You will not get a specific answer to your questions from the regulars as it is a "bone of contention" Or the other way of looking at it is you do what you are told (On this forum) / think is right, and the electrician you get to look says its not right. I for one would bury the cable deeper and earth both ends of the armour.

*I would have a couple, as when you have a pond, you later decide.........oh wouldn't some lights be nice and a.........

 
Hi There,

Assuming you want to comply with the regs, the cable wants to be at a depth where it is not "reasonably foreseeable" that it could be damaged. This is generally taken to mean 450mm or 600mm or 1000mm depending on circumstances.

You most DEFINITELY need to earth the armour at the supply end, hardly difficult as you will have to fit a gland anyway to assemble the cable to the box..

john..

 
Thanks to both.

Yes now I've stopped saying "flange" and realised I meant "gland"  - I can find the info I needed!

Indeed I will ground at both ends.

And I do need to bury it deeper - thanks.

I'm not sure why providing answers is a problem - I thought that was the whole purpose of a forum.

 
It's safer given the information we have to work with.

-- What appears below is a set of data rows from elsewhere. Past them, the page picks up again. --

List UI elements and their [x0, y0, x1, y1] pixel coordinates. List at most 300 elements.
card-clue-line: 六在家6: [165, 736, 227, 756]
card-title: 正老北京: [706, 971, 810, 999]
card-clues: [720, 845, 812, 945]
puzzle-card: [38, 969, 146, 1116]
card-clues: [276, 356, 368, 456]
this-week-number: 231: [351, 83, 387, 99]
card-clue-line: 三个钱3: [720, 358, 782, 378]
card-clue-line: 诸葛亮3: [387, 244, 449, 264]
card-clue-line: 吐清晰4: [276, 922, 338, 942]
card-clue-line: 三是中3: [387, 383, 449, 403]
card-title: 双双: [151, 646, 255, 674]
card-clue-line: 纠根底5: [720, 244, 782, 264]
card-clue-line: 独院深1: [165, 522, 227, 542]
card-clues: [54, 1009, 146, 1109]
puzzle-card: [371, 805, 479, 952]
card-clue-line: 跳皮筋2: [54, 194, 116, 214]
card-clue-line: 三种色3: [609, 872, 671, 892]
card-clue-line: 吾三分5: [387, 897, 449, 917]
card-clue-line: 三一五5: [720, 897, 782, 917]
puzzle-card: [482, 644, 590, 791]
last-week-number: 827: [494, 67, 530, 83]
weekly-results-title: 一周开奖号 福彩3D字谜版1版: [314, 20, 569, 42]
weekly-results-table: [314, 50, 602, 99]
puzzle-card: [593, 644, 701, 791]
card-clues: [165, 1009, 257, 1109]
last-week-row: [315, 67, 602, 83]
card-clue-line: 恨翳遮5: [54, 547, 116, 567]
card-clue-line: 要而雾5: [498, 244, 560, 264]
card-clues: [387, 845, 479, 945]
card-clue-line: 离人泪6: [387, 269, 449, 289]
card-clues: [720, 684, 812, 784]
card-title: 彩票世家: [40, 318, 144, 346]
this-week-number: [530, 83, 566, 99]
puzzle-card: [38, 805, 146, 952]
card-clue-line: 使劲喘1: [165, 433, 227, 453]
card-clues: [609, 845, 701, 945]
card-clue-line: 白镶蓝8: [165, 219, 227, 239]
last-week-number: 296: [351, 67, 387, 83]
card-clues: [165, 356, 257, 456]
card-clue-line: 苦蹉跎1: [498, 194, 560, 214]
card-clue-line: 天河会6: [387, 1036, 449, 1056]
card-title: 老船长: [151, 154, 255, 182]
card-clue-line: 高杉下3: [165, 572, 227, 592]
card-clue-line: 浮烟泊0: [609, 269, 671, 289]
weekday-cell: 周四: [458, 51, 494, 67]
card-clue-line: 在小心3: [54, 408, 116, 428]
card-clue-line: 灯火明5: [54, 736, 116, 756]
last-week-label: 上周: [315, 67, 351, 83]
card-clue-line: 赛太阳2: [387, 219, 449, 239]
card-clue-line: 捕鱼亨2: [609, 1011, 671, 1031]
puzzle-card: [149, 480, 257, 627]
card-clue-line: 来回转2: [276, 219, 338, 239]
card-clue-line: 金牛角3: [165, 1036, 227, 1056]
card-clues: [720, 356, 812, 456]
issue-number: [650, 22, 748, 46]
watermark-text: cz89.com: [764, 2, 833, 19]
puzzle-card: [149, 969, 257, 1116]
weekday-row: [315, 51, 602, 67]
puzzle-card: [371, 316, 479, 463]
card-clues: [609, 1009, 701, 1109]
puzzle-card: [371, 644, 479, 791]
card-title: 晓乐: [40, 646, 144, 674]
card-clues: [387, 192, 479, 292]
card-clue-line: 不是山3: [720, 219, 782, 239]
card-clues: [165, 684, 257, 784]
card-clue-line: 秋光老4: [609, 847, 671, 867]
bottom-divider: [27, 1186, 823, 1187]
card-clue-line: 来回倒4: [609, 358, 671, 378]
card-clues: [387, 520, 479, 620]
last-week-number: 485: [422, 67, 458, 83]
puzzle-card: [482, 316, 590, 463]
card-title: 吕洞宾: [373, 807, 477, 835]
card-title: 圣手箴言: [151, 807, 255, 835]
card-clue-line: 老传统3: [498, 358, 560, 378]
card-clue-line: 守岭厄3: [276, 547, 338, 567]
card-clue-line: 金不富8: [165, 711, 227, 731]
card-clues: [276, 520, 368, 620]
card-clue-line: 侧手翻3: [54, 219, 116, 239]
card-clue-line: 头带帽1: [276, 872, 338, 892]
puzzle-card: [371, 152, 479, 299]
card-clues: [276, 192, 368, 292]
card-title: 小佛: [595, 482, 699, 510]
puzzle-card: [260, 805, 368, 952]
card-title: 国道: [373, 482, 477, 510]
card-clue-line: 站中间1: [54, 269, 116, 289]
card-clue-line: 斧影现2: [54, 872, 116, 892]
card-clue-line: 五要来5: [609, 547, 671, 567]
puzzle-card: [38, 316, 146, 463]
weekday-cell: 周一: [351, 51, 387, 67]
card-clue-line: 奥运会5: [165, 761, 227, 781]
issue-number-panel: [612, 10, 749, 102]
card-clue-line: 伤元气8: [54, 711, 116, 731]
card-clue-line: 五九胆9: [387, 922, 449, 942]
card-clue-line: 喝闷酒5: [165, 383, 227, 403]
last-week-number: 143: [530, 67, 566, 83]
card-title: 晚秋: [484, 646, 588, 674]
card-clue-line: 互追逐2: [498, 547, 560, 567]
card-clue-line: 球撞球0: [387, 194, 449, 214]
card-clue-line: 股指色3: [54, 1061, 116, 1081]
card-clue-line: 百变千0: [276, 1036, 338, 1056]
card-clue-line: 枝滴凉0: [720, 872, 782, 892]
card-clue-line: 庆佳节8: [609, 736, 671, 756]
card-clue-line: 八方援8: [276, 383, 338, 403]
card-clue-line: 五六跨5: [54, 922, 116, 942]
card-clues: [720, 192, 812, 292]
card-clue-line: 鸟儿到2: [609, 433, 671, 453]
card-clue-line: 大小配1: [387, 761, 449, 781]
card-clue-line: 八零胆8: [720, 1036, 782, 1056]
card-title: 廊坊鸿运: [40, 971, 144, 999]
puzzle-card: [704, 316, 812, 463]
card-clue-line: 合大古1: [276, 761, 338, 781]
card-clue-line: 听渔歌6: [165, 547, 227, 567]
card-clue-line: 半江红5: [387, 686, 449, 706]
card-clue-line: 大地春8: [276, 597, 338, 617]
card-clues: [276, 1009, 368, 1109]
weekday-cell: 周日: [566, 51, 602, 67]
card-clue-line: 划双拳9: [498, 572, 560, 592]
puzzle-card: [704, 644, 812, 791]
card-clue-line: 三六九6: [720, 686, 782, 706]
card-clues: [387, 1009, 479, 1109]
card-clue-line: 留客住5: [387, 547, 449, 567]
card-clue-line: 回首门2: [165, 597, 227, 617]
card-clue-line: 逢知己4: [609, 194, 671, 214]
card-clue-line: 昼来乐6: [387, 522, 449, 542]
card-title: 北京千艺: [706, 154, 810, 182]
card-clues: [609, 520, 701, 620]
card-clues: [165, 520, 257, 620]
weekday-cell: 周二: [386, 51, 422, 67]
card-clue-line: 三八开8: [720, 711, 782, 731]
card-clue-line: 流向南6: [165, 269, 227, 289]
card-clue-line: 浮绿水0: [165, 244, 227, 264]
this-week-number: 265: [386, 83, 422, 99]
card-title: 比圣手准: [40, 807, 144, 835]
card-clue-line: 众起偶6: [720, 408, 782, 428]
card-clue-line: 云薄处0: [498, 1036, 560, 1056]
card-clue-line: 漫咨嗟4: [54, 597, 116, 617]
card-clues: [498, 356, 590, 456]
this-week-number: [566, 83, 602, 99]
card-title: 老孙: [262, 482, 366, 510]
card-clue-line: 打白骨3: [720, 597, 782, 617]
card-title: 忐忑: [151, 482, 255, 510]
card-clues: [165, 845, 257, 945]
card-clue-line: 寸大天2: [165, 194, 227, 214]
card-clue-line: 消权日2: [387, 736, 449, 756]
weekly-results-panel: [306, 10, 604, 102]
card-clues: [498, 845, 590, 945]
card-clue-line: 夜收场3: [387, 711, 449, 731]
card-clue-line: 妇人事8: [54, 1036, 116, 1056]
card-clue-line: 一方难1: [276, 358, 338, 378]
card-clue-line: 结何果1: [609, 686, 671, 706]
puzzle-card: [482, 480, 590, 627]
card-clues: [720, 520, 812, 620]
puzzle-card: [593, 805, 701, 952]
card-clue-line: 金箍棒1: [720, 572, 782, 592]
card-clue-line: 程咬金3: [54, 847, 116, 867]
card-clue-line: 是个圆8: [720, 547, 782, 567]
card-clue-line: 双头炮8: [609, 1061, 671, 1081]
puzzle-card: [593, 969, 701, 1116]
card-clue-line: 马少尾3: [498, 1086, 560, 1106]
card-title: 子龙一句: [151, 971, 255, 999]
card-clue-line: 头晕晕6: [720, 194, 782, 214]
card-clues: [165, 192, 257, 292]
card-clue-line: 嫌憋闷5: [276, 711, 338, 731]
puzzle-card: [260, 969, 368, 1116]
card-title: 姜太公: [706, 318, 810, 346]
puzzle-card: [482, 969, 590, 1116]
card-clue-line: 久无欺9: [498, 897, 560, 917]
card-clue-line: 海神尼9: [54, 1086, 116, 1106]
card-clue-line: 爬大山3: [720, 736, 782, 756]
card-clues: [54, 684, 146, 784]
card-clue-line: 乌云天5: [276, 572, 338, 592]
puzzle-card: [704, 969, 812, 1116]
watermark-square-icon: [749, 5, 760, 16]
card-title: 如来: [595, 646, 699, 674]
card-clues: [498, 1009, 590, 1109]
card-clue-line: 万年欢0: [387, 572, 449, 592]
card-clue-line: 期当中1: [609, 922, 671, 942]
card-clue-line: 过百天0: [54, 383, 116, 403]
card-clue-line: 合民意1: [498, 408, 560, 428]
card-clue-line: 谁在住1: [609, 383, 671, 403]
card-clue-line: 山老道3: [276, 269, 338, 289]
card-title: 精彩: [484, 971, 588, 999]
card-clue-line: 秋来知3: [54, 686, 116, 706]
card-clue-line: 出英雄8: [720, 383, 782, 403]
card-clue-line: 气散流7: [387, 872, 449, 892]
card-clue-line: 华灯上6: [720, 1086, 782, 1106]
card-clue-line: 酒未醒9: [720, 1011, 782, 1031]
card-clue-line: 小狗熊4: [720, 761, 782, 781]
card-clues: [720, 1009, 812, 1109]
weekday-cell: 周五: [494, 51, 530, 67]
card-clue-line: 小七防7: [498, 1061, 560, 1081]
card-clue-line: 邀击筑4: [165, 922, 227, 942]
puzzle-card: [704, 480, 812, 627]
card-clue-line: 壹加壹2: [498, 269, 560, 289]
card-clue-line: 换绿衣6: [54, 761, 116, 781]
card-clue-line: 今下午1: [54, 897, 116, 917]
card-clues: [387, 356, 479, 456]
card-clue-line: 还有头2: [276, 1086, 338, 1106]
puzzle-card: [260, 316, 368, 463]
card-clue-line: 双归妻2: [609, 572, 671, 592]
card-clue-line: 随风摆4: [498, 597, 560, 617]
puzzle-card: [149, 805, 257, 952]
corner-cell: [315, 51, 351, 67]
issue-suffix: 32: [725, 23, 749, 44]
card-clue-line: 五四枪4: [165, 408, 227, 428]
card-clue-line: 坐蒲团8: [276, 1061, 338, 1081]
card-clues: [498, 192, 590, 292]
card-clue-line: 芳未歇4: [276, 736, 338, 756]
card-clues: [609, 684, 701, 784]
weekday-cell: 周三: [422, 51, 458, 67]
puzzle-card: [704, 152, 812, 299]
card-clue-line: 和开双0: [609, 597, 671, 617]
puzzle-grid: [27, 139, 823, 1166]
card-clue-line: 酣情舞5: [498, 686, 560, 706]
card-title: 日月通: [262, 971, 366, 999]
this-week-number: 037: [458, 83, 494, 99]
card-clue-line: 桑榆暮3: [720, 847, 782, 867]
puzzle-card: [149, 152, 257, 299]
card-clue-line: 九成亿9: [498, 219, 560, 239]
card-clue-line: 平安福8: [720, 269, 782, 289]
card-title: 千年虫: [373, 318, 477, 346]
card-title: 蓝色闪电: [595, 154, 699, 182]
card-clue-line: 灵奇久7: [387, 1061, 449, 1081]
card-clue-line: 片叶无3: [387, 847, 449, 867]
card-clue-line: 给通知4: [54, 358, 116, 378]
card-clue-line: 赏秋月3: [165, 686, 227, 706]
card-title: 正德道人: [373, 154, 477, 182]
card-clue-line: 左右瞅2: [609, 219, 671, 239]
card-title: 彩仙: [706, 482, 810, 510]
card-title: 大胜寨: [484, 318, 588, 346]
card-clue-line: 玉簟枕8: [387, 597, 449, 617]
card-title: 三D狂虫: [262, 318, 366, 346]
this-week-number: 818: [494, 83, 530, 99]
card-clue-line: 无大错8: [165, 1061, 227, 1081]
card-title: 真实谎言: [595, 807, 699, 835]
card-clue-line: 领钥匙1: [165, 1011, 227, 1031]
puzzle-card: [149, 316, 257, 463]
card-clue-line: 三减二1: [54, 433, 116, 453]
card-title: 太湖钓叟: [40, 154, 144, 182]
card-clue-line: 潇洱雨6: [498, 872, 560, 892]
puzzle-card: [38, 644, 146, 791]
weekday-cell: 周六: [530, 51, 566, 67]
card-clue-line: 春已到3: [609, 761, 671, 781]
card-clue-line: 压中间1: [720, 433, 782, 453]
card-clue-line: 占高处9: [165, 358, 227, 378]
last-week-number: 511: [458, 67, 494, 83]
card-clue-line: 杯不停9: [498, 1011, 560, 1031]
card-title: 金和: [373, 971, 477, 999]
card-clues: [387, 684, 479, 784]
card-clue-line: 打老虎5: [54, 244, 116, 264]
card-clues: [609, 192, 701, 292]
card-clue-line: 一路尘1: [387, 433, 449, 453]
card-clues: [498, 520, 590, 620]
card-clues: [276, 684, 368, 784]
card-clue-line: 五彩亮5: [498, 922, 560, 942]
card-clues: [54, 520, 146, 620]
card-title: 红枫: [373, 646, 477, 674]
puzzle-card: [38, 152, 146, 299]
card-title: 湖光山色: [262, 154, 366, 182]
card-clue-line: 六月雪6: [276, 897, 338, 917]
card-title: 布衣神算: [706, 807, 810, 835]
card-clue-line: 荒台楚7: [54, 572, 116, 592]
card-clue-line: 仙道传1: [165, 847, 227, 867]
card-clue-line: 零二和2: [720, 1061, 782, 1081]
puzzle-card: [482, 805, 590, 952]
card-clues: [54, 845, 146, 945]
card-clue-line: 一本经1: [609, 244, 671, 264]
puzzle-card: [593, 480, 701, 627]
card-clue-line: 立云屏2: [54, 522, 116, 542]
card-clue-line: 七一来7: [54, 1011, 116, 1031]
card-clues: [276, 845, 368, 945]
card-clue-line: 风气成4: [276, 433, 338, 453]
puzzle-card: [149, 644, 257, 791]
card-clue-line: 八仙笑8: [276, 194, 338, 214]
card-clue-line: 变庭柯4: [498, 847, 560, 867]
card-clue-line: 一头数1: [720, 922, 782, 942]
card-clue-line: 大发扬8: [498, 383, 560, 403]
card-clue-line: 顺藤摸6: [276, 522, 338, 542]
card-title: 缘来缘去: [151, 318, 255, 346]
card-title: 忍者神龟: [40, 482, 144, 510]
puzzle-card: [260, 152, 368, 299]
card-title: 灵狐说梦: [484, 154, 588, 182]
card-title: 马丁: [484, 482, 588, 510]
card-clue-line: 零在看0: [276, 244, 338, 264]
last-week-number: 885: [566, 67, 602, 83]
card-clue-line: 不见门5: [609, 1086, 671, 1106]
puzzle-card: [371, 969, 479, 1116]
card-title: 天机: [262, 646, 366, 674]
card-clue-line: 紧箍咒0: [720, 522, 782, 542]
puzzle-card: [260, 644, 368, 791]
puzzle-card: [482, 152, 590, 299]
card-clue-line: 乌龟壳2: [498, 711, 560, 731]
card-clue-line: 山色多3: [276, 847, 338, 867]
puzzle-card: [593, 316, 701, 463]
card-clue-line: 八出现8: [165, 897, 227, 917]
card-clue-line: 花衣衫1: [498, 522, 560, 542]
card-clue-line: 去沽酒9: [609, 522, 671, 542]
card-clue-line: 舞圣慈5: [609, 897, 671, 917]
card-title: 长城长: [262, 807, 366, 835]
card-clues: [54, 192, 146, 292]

What good is earthing it load end only, and how are you going to accomplish that & comply with BS7671?

 
Sidewinder does bring up a good point. One I should have asked myself.

Whilst I'm unfamiliar with common practice in the electricians/power  world - in

my experience in the world of electronics this is a recurrent issue.

(More so with high frequency circuit board design but others also)

To give some examples - I have personally seen a computer network

(several actually) ravaged by random corruption.

I have also personally fixed a wildly gyrating factory robot arm.

In both cases the issue was caused by the installation engineer

grounding both ends of an RS232 cable. (I am going back

a few years)

This set up a ground current loop that interfered sparodically with

the signal. As we all know - current returns via the path of

least resistance (or least impedance at high frequency)

and with cable runs this can mean an induced or other  ground circuit.

If given a choice I would only connect at the load end however

electricians have all said  both ends for the type of run I'm doing

as has been suggested here. As I am keen to comply with

regulations and safety and reliability:-

The choice is:

1. Both ends

2. Load end

3. Supply end

If someone has a specific reliable link for either regulation

or common practice in this respect that would be very helpful.

Do the 17th edition people here cover this at all in their training?

thanks

jack

 
Ok, the cable can only be earthed at supply end, 

That is where you are getting the earth from,

You can, if you wish connect it at load end as well,

But, with current info, I'd tend to agree with sidewinder and say supply end only,

NEVER ever, only connect at load end, it almost doubles the path of earth under an armour fault (simplistic view)

 
Just interested in how you are going to accomplish that...


I think we're at cross purposes again. I (now) assume you meant drive a rod at the load end and bond that, I was just referring to connecting/bonding the armour at both ends.